Ashley Bell (Ashley Bell #1)

If there had been visible smoke, it had dissipated quickly, leaving only an unpleasant odor.

Hadn’t she been leaning on a chair? Now she found herself leaning on the Corian countertop of the bathroom vanity. Curled in the sink were furry gray forms, like dead caterpillars. Ashes. The remnants of fully burned strips of something. Beside the sink lay a butane lighter. She recalled buying it in the market, in Laguna, where she had purchased the makings of her dinner, a toothbrush, toothpaste, and other items. Never having smoked, she didn’t know why she needed a lighter. Well, obviously, to burn something.

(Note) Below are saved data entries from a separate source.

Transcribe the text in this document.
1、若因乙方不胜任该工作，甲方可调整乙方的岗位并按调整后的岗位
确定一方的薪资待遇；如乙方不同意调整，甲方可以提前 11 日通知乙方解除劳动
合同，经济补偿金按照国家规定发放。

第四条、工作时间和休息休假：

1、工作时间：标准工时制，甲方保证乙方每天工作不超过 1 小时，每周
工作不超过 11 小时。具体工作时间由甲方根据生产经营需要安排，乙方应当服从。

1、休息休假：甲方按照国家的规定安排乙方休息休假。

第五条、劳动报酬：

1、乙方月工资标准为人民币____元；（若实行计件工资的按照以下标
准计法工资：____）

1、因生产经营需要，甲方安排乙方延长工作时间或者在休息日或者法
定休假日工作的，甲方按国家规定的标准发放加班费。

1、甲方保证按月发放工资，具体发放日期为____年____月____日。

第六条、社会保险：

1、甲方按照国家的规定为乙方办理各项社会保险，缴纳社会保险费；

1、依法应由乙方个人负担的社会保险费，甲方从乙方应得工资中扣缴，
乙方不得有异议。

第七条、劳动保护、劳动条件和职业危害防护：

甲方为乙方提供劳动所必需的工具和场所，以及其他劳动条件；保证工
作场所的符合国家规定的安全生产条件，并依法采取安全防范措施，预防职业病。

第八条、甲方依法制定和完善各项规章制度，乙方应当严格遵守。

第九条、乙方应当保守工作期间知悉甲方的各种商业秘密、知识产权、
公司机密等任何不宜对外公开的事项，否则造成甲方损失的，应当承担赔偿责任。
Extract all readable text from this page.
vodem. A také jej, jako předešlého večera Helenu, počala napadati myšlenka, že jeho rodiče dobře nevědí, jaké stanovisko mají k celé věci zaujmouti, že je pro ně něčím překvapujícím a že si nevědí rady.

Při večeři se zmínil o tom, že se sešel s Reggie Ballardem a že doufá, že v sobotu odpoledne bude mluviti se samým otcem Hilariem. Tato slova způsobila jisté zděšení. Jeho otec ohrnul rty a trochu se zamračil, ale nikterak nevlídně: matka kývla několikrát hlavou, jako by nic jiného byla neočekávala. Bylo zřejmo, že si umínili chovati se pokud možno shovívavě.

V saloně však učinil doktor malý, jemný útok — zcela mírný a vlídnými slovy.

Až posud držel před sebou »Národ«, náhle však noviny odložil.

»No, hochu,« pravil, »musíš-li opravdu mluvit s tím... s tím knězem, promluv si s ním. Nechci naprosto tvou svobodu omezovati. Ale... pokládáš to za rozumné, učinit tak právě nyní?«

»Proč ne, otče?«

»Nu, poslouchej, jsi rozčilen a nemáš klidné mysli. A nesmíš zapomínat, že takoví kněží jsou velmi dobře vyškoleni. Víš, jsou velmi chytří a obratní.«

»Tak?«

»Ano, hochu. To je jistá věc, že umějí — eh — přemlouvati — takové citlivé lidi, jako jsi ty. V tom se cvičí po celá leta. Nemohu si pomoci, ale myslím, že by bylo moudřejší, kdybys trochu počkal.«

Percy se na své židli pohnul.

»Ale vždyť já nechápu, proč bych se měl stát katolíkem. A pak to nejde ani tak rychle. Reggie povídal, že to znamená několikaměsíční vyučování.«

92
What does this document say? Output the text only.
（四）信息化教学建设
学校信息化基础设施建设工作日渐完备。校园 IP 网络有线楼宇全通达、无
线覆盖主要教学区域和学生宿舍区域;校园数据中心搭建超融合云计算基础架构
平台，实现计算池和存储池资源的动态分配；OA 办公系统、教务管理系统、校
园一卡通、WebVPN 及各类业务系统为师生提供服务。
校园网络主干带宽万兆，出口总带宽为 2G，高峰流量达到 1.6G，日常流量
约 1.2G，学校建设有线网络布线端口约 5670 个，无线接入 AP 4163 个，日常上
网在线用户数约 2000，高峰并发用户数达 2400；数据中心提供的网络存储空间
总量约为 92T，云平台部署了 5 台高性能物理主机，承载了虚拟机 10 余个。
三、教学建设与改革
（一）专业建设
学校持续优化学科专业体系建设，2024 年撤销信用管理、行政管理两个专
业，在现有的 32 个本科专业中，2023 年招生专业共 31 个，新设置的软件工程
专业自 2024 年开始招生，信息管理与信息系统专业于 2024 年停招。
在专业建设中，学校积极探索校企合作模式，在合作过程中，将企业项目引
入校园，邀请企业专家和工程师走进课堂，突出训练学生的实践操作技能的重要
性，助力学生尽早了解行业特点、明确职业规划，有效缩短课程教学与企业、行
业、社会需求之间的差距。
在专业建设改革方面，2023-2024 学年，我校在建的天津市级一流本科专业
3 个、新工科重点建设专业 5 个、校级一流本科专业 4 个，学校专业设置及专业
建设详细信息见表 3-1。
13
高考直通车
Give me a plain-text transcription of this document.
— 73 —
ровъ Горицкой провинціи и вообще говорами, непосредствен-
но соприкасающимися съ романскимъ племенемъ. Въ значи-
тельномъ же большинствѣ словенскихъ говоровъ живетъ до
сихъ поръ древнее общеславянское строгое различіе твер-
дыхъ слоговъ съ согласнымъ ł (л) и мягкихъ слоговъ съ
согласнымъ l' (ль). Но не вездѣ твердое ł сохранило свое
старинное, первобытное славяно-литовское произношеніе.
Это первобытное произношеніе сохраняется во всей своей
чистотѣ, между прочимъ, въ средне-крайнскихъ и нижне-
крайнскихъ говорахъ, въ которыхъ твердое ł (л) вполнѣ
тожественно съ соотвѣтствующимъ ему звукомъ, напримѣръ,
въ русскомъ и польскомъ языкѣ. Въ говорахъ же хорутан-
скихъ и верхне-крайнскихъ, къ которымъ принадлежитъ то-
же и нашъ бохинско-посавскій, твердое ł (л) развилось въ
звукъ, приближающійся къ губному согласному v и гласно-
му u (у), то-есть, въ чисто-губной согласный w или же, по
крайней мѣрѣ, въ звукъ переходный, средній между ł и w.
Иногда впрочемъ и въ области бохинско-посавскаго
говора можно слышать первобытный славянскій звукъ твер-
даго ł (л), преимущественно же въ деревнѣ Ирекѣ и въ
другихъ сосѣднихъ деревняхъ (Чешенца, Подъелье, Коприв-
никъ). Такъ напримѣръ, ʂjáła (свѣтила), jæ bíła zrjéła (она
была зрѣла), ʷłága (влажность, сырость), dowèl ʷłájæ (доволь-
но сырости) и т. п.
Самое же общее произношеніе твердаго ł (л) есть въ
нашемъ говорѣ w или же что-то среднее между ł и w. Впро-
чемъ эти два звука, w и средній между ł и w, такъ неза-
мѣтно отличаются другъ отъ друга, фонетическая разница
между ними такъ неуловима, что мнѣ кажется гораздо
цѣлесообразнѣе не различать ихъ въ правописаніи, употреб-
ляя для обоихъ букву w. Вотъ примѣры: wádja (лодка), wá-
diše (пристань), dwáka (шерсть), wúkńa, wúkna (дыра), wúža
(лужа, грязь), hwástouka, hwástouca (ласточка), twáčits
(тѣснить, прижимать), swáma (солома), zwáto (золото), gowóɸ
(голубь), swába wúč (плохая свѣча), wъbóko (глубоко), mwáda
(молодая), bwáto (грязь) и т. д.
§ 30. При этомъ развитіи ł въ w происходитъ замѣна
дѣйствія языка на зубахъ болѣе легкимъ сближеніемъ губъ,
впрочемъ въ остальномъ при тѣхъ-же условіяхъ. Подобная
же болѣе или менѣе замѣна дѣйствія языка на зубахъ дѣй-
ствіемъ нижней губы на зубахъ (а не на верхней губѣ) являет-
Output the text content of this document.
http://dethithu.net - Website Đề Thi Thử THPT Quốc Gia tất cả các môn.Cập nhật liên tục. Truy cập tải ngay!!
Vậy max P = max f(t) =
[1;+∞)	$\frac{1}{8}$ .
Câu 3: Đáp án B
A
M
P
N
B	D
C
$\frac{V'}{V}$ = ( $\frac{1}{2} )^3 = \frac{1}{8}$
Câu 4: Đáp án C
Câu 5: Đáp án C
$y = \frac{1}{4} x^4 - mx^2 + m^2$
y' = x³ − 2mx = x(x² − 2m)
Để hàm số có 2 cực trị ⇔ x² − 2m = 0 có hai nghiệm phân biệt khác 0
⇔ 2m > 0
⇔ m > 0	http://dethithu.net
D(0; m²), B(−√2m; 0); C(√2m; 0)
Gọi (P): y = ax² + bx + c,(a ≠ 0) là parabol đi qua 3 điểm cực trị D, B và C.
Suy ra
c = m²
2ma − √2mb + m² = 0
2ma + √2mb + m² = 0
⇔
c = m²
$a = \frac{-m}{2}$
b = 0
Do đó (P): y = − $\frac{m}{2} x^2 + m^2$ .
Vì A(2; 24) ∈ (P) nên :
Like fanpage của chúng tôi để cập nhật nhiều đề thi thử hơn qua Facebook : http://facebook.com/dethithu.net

She raised the stopper, turned on the faucet labeled COLD, and washed the ashes into the drain. The swirling water reminded her that she had been dizzy, but she was not dizzy now.

Indecision held her at the bathroom vanity. She was not confused or uneasy, just directionless. Then she returned to the bedroom.

One of the straight-backed chairs was overturned. As she set it right, she noticed three books on the little dining table. The spine of each volume had been broken, so that it lay open in a limp two-page spread. Excisions had been made, pieces of three pages sliced out with the switchblade that had slipped from Dr. St. Croix’s sleeve when Chubb Coy had shot her.

Bibi’s spiral-bound notebook also lay on the table. It was open to a blank page. Evidently, she had intended to write something.

Her mood had begun to change. She felt less detached. Coming into focus.

The books puzzled her. O’Connor, Wilder, London. She recalled buying them, but she didn’t know why. She didn’t have time to read, not with Terezin and his crew trying to find her and kill her.

Chubb Coy. The books had something to do with him.

Suddenly she knew what she had done. Captain’s memory trick.

She loved the captain. He had helped a troubled little girl keep her sanity. But the help he had given had not resolved her problem (whatever it might be), had only taught her to suppress all knowledge of it. The thing of terror had not been vanquished. It still lived and waited. Waited for her to open the door and be consumed by it.

Trembling, shocked, she sat at the table, staring at the vandalized large-size paperbacks.

In the professor’s house, Coy had said something peculiar, the importance of which Bibi had at first not understood. She could not recall what it had been. Of course she couldn’t. She had burned it from memory in a childish ritual that worked less because of the six magic words Captain had taught her than because she desperately needed it to work. What Coy said must have had something to do with the three books; it had alarmed her, brought her into the presence of a truth so monumental that she had not been able to face it.

She used the switchblade to cut what remained of the three key pages from the books. She folded them and put them in the spiral-bound notebook and slipped it into her purse.

The room was warm, but Bibi felt carved from ice. One more name could be added to the list of the many people conspiring against her. She could not entirely trust herself.





With only her gun and her purse, Bibi left the security of her motel room, which was an imagined security anyway, as imaginary as every moment of seeming peace and safety in this new world that she inhabited. Thank you, Calida Butterfly, or whatever the hell your name was. Now every stronghold proved to be a place with paper walls, every hideaway a trap. Instead of a stout barrier, every door was an invitation to threats natural and supernatural. The lesson here was the opposite of what the old adage advised: You should always look a gift horse in the mouth. A gift horse or a gift masseuse. A relaxing massage, and then chardonnay and a silly-fun session of divination, and the next thing you know, you’ve attracted the attention of an incarnation of Hitler, and you’ve invited occult forces into your life, and you’ve been spared from cancer only so that some lunatic can stab you to death with a thousand pencils. She wanted to kick someone’s ass, but there was no one she could find to kick, except maybe Murphy and Nancy for hiring Calida, but Bibi wasn’t going to boot them. Honor thy father and mother, and all that. She left the motel in a mood of righteous indignation and exasperation too consuming to be sustained.



Although it was only 7:40, Laguna Beach appeared to have closed down for the night, the mist-shrouded hills sloping through silence to the sea, the traffic already midnight-light as the ocean sloughed off ever thicker masses of land-hugging clouds, a lone coyote howling out of a canyon as if lost and grieving for its vanished pack.